Riddle, Matthew C.; Blonde, Lawrence; Gerstein, Hertzel C.; Gregg, Edward W.; Holman, Rury R.; Lachin, John M.; Nichols, Gregory A.; Turchin, Alexander; Cefalu, William T.
Abstract
Technological progress in the past half century has greatly increased our ability to collect, store, and transmit vast quantities of information, giving rise to the term big data. This term refers to very large data sets that can be analyzed to identify patterns, trends, and associations. In medicine-including diabetes care and research-big data come from three main sources: electronic medical records (EMRs), surveys and registries, and randomized controlled trials (RCTs). These systems have evolved in different ways, each with strengths and limitations. EMRs continuously accumulate information about patients and make it readily accessible but are limited by missing data or data that are not quality assured. Because EMRs vary in structure and management, comparisons of data between health systems may be difficult. Registries and surveys provide data that are consistently collected and representative of broad populations but are limited in scope and may be updated only intermittently.
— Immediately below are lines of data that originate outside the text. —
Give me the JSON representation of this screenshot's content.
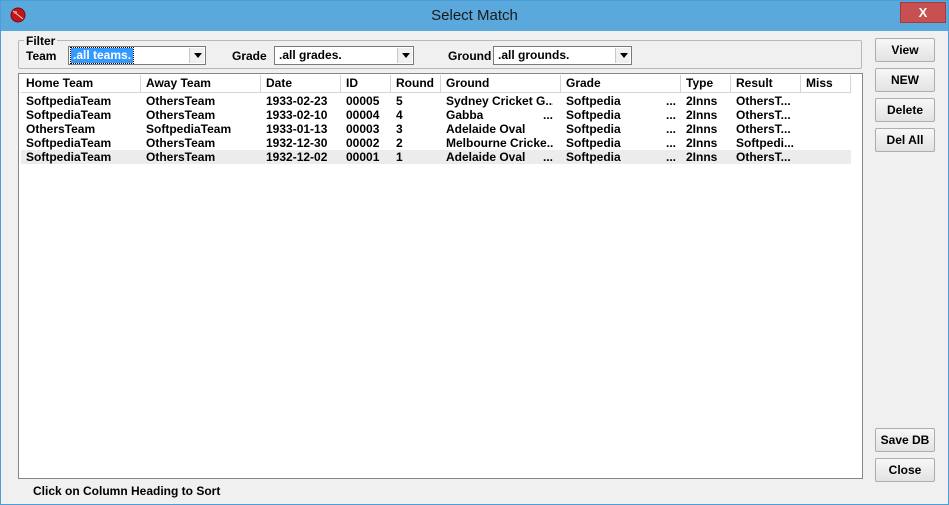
{
  "window": {
    "title": "Select Match",
    "close_label": "X"
  },
  "filter": {
    "legend": "Filter",
    "team_label": "Team",
    "team_value": ".all teams.",
    "grade_label": "Grade",
    "grade_value": ".all grades.",
    "ground_label": "Ground",
    "ground_value": ".all grounds."
  },
  "buttons": {
    "view": "View",
    "new": "NEW",
    "delete": "Delete",
    "del_all": "Del All",
    "save_db": "Save DB",
    "close": "Close"
  },
  "table": {
    "columns": [
      "Home Team",
      "Away Team",
      "Date",
      "ID",
      "Round",
      "Ground",
      "Grade",
      "Type",
      "Result",
      "Miss"
    ],
    "rows": [
      [
        "SoftpediaTeam",
        "OthersTeam",
        "1933-02-23",
        "00005",
        "5",
        "Sydney Cricket G...",
        "Softpedia",
        "...",
        "2Inns",
        "OthersT...",
        ""
      ],
      [
        "SoftpediaTeam",
        "OthersTeam",
        "1933-02-10",
        "00004",
        "4",
        "Gabba",
        "Softpedia",
        "...",
        "2Inns",
        "OthersT...",
        ""
      ],
      [
        "OthersTeam",
        "SoftpediaTeam",
        "1933-01-13",
        "00003",
        "3",
        "Adelaide Oval",
        "Softpedia",
        "...",
        "2Inns",
        "OthersT...",
        ""
      ],
      [
        "SoftpediaTeam",
        "OthersTeam",
        "1932-12-30",
        "00002",
        "2",
        "Melbourne Cricke...",
        "Softpedia",
        "...",
        "2Inns",
        "Softpedi...",
        ""
      ],
      [
        "SoftpediaTeam",
        "OthersTeam",
        "1932-12-02",
        "00001",
        "1",
        "Adelaide Oval",
        "Softpedia",
        "...",
        "2Inns",
        "OthersT...",
        ""
      ]
    ],
    "ground_trailing": [
      "",
      "...",
      "",
      "",
      "..."
    ]
  },
  "status": {
    "text": "Click on Column Heading to Sort"
  },
  "colors": {
    "titlebar": "#5ba8dc",
    "selection": "#3399ff",
    "close": "#c75050"
  },
  "icons": {
    "app": "cricket-ball-icon",
    "dropdown": "chevron-down-icon"
  }
}
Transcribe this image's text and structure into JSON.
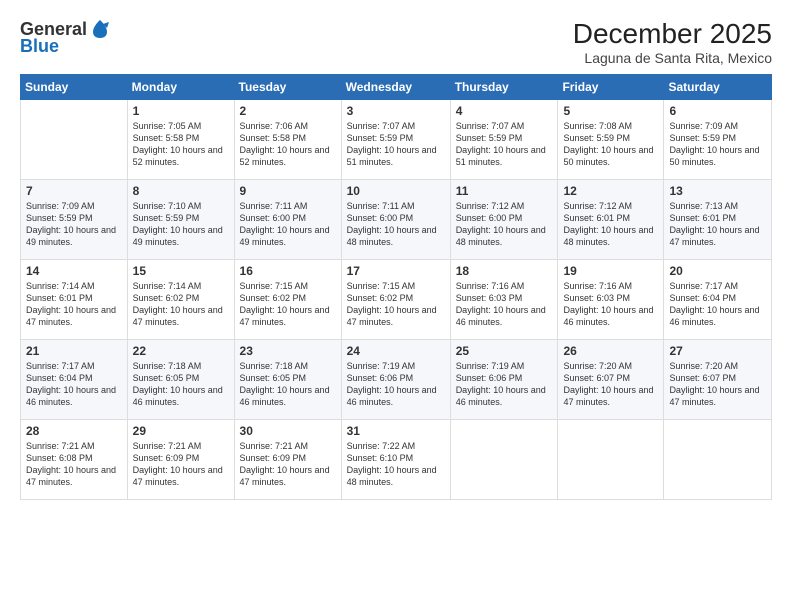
{
  "header": {
    "logo_line1": "General",
    "logo_line2": "Blue",
    "month": "December 2025",
    "location": "Laguna de Santa Rita, Mexico"
  },
  "days_of_week": [
    "Sunday",
    "Monday",
    "Tuesday",
    "Wednesday",
    "Thursday",
    "Friday",
    "Saturday"
  ],
  "weeks": [
    [
      {
        "day": "",
        "sunrise": "",
        "sunset": "",
        "daylight": ""
      },
      {
        "day": "1",
        "sunrise": "Sunrise: 7:05 AM",
        "sunset": "Sunset: 5:58 PM",
        "daylight": "Daylight: 10 hours and 52 minutes."
      },
      {
        "day": "2",
        "sunrise": "Sunrise: 7:06 AM",
        "sunset": "Sunset: 5:58 PM",
        "daylight": "Daylight: 10 hours and 52 minutes."
      },
      {
        "day": "3",
        "sunrise": "Sunrise: 7:07 AM",
        "sunset": "Sunset: 5:59 PM",
        "daylight": "Daylight: 10 hours and 51 minutes."
      },
      {
        "day": "4",
        "sunrise": "Sunrise: 7:07 AM",
        "sunset": "Sunset: 5:59 PM",
        "daylight": "Daylight: 10 hours and 51 minutes."
      },
      {
        "day": "5",
        "sunrise": "Sunrise: 7:08 AM",
        "sunset": "Sunset: 5:59 PM",
        "daylight": "Daylight: 10 hours and 50 minutes."
      },
      {
        "day": "6",
        "sunrise": "Sunrise: 7:09 AM",
        "sunset": "Sunset: 5:59 PM",
        "daylight": "Daylight: 10 hours and 50 minutes."
      }
    ],
    [
      {
        "day": "7",
        "sunrise": "Sunrise: 7:09 AM",
        "sunset": "Sunset: 5:59 PM",
        "daylight": "Daylight: 10 hours and 49 minutes."
      },
      {
        "day": "8",
        "sunrise": "Sunrise: 7:10 AM",
        "sunset": "Sunset: 5:59 PM",
        "daylight": "Daylight: 10 hours and 49 minutes."
      },
      {
        "day": "9",
        "sunrise": "Sunrise: 7:11 AM",
        "sunset": "Sunset: 6:00 PM",
        "daylight": "Daylight: 10 hours and 49 minutes."
      },
      {
        "day": "10",
        "sunrise": "Sunrise: 7:11 AM",
        "sunset": "Sunset: 6:00 PM",
        "daylight": "Daylight: 10 hours and 48 minutes."
      },
      {
        "day": "11",
        "sunrise": "Sunrise: 7:12 AM",
        "sunset": "Sunset: 6:00 PM",
        "daylight": "Daylight: 10 hours and 48 minutes."
      },
      {
        "day": "12",
        "sunrise": "Sunrise: 7:12 AM",
        "sunset": "Sunset: 6:01 PM",
        "daylight": "Daylight: 10 hours and 48 minutes."
      },
      {
        "day": "13",
        "sunrise": "Sunrise: 7:13 AM",
        "sunset": "Sunset: 6:01 PM",
        "daylight": "Daylight: 10 hours and 47 minutes."
      }
    ],
    [
      {
        "day": "14",
        "sunrise": "Sunrise: 7:14 AM",
        "sunset": "Sunset: 6:01 PM",
        "daylight": "Daylight: 10 hours and 47 minutes."
      },
      {
        "day": "15",
        "sunrise": "Sunrise: 7:14 AM",
        "sunset": "Sunset: 6:02 PM",
        "daylight": "Daylight: 10 hours and 47 minutes."
      },
      {
        "day": "16",
        "sunrise": "Sunrise: 7:15 AM",
        "sunset": "Sunset: 6:02 PM",
        "daylight": "Daylight: 10 hours and 47 minutes."
      },
      {
        "day": "17",
        "sunrise": "Sunrise: 7:15 AM",
        "sunset": "Sunset: 6:02 PM",
        "daylight": "Daylight: 10 hours and 47 minutes."
      },
      {
        "day": "18",
        "sunrise": "Sunrise: 7:16 AM",
        "sunset": "Sunset: 6:03 PM",
        "daylight": "Daylight: 10 hours and 46 minutes."
      },
      {
        "day": "19",
        "sunrise": "Sunrise: 7:16 AM",
        "sunset": "Sunset: 6:03 PM",
        "daylight": "Daylight: 10 hours and 46 minutes."
      },
      {
        "day": "20",
        "sunrise": "Sunrise: 7:17 AM",
        "sunset": "Sunset: 6:04 PM",
        "daylight": "Daylight: 10 hours and 46 minutes."
      }
    ],
    [
      {
        "day": "21",
        "sunrise": "Sunrise: 7:17 AM",
        "sunset": "Sunset: 6:04 PM",
        "daylight": "Daylight: 10 hours and 46 minutes."
      },
      {
        "day": "22",
        "sunrise": "Sunrise: 7:18 AM",
        "sunset": "Sunset: 6:05 PM",
        "daylight": "Daylight: 10 hours and 46 minutes."
      },
      {
        "day": "23",
        "sunrise": "Sunrise: 7:18 AM",
        "sunset": "Sunset: 6:05 PM",
        "daylight": "Daylight: 10 hours and 46 minutes."
      },
      {
        "day": "24",
        "sunrise": "Sunrise: 7:19 AM",
        "sunset": "Sunset: 6:06 PM",
        "daylight": "Daylight: 10 hours and 46 minutes."
      },
      {
        "day": "25",
        "sunrise": "Sunrise: 7:19 AM",
        "sunset": "Sunset: 6:06 PM",
        "daylight": "Daylight: 10 hours and 46 minutes."
      },
      {
        "day": "26",
        "sunrise": "Sunrise: 7:20 AM",
        "sunset": "Sunset: 6:07 PM",
        "daylight": "Daylight: 10 hours and 47 minutes."
      },
      {
        "day": "27",
        "sunrise": "Sunrise: 7:20 AM",
        "sunset": "Sunset: 6:07 PM",
        "daylight": "Daylight: 10 hours and 47 minutes."
      }
    ],
    [
      {
        "day": "28",
        "sunrise": "Sunrise: 7:21 AM",
        "sunset": "Sunset: 6:08 PM",
        "daylight": "Daylight: 10 hours and 47 minutes."
      },
      {
        "day": "29",
        "sunrise": "Sunrise: 7:21 AM",
        "sunset": "Sunset: 6:09 PM",
        "daylight": "Daylight: 10 hours and 47 minutes."
      },
      {
        "day": "30",
        "sunrise": "Sunrise: 7:21 AM",
        "sunset": "Sunset: 6:09 PM",
        "daylight": "Daylight: 10 hours and 47 minutes."
      },
      {
        "day": "31",
        "sunrise": "Sunrise: 7:22 AM",
        "sunset": "Sunset: 6:10 PM",
        "daylight": "Daylight: 10 hours and 48 minutes."
      },
      {
        "day": "",
        "sunrise": "",
        "sunset": "",
        "daylight": ""
      },
      {
        "day": "",
        "sunrise": "",
        "sunset": "",
        "daylight": ""
      },
      {
        "day": "",
        "sunrise": "",
        "sunset": "",
        "daylight": ""
      }
    ]
  ]
}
RCT databases excel in the specificity, completeness, and accuracy of their data, but rarely include a fully representative sample of the general population. Also, they are costly to build and seldom maintained after a trial's end. To consider these issues, and the challenges and opportunities they present, the editors of Diabetes Care convened a group of experts in management of diabetes-related data on 21 June 2018, in conjunction with the American Diabetes Association's 78th Scientific Sessions in Orlando, FL. This article summarizes the discussion and conclusions of that forum, offering a vision of benefits that might be realized from prospectively designed and unified data-management systems to support the collective needs of clinical, surveillance, and research activities related to diabetes.